Located steps away from the National Museum of Beirut, The Beirut Museum of Art marks the first major development of its kind in Lebanon since the economic crisis began in 2019. This week, Lebanese prime minister Najib Mikati laid the first stone of the museum after years of work in progress.
Financed by independent and non-profit organizations and founded in 2017 by Sandra Abou Nader and Rita Nammour, the museum is set to open its doors in 2026. Originally slated to open in 2020, the project underwent many complications as Lebanon was faced with financial disputes during the October revolution and the Beirut port explosion on August 4 that shook the course of the country resulting in an estimated US $15 billion in property damage and hundreds of lives lost, all while in the middle of the Covid-19 global pandemic.

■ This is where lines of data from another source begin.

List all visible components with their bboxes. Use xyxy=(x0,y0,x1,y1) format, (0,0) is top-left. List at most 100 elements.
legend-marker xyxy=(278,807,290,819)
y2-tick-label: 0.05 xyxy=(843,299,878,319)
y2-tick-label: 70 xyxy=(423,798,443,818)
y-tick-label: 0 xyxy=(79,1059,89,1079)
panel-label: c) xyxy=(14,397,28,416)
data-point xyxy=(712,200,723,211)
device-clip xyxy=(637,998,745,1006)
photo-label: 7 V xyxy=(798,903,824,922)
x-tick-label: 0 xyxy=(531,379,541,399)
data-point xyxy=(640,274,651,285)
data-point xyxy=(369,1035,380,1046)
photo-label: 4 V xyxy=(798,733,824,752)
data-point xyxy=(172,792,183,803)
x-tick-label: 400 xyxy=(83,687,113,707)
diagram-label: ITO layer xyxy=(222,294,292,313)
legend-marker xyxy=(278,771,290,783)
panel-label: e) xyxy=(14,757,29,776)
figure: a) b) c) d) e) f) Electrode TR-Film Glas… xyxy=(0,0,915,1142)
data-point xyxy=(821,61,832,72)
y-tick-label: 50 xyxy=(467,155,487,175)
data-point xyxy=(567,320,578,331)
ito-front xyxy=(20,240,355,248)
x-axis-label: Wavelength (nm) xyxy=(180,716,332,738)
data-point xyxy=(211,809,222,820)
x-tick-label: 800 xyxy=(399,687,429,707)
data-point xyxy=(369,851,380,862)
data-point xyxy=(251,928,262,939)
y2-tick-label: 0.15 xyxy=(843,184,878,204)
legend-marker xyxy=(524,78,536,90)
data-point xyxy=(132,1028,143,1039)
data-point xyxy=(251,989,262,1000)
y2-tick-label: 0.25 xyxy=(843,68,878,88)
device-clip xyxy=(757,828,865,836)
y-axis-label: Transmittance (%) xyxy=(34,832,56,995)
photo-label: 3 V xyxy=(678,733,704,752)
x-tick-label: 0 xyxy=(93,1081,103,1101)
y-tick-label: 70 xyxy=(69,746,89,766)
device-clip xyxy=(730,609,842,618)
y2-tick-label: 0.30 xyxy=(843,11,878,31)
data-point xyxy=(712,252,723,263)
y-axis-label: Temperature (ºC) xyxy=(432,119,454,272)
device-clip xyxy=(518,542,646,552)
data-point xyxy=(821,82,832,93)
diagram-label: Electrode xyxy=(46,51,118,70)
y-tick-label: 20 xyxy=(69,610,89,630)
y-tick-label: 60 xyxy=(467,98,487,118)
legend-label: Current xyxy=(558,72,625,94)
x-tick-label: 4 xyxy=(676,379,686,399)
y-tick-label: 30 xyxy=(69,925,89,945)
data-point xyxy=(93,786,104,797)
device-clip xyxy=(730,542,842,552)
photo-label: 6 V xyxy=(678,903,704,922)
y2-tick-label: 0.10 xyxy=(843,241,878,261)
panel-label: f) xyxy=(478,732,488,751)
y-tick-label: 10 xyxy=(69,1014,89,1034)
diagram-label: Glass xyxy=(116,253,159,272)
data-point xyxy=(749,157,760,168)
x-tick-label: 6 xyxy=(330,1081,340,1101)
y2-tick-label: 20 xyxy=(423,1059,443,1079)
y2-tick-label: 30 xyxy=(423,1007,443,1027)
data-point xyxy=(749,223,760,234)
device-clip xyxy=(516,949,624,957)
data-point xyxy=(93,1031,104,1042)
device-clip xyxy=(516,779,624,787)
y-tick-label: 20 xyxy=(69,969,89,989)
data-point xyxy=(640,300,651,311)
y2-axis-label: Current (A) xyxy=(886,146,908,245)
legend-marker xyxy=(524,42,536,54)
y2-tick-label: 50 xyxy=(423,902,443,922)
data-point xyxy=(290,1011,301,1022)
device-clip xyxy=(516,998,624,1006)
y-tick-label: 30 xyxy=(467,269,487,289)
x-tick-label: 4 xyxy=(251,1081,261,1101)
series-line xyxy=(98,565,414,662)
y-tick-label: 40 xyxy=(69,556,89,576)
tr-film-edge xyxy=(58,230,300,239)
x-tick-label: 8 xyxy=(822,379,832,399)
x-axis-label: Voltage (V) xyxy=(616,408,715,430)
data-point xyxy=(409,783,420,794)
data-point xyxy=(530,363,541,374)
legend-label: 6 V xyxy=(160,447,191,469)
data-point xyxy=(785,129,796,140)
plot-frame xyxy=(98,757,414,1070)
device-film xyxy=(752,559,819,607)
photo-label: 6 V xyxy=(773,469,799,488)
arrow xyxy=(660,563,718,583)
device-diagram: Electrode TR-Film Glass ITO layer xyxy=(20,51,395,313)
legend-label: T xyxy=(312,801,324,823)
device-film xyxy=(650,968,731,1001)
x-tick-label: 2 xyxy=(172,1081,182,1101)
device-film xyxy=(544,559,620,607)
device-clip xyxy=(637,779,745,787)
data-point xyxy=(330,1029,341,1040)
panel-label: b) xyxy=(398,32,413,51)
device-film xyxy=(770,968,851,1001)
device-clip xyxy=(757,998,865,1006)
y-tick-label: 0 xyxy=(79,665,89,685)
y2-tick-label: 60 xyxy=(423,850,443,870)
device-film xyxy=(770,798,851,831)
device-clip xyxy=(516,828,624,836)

Once open, the museum will spotlight Lebanese culture and heritage through works of art gathered by the Ministry of Culture featuring 3,000 pieces of local, regional, and international paintings, sculptures, and written works. This will further grant access for the growth of the local art scene within Lebanon facing difficulties in showcasing their work after being held back by the economic crisis.
BeMA also aims to provide a reflection of Lebanon’s art and culture through its architecture designed by Amale Andraos. Standing tall with a white base and Mediterranean-inspired balconies that is reminiscent of houses and buildings in Lebanon, the museum set aside spaces for art education and conservation. It will also include a rooftop garden where kids can play in the large playground.
In an effort to revive the Lebanese culture and heritage that has experienced much turbulence throughout the past couple of years and in collaboration with Beirut’s Saint Joseph University and their generous land donation that the museum is being built on, BeMA faces many challenges but comes with a goal to reclaim Lebanon’s art scene.